Vanaf 1906 werkte Kees Hofker als persfotograaf, eerst freelance, later in vaste dienst van Het Leven. Meer dan 25 jaar lang doorkruiste hij Amsterdam met zijn camera en bracht hij de stad en het leven van Amsterdammers in vele duizenden foto’s in beeld. Omdat hij aan ischias leed, viel het lopen hem zwaar en verplaatste hij zich vaak per fiets. Onder Amsterdammers stond hij bekend als ‘de fotograaf van Het Leven’ en als ‘de man met de baard’ (Hofker beschikte over een imposante baard). Als socialist (hij was lid van de SDAP) achtte hij vakorganisaties van belang en hij stond aan de wieg van de in januari 1931 opgerichte Nederlandsche Vereeniging van Persfotografen, waarvan hij de eerste voorzitter werd.
In 1935 werd hij wegbezuinigd bij Het Leven en ging hij verder als freelancer. Dat lukte maar moeizaam en in september 1936 vertrok hij naar Zuid-Afrika om daar een nieuw bestaan op te bouwen. Zijn vrouw en drie dochters bleven nog achter in Amsterdam. Nauwelijks drie maanden later kwam Hofker om bij een treinongeluk in Rondebosch (Kaapstad) op 18 december 1936.
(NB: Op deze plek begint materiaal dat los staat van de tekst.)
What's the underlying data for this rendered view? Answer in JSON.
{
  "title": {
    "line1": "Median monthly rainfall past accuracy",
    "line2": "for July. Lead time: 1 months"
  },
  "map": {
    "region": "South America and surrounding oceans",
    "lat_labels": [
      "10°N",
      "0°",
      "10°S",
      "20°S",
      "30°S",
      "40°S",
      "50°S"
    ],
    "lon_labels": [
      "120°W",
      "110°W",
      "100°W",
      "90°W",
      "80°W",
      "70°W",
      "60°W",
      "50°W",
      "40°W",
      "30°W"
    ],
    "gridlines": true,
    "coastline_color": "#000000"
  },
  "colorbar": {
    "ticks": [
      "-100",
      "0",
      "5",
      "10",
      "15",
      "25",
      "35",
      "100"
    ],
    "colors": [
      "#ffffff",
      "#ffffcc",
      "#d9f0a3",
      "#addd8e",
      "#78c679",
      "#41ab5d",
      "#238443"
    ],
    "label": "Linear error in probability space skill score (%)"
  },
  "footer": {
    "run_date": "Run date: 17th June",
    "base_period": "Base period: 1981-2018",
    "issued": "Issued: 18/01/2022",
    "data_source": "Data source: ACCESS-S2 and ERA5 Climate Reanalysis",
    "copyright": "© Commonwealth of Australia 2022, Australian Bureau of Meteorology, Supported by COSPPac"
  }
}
Hofker maakte nagenoeg alle foto’s voor het monumentale, 623 pagina’s tellende boekwerk Amsterdam zooals het leeft en werkt van J.C.E. Sand en Piet Bakker (Amsterdam: Scheltens & Giltay, 1933). Hij noemde het zijn levenswerk.
Familie
Hofker trouwde in 1914 met Janna Christina Erkens (1888-1941), met wie hij drie dochters kreeg.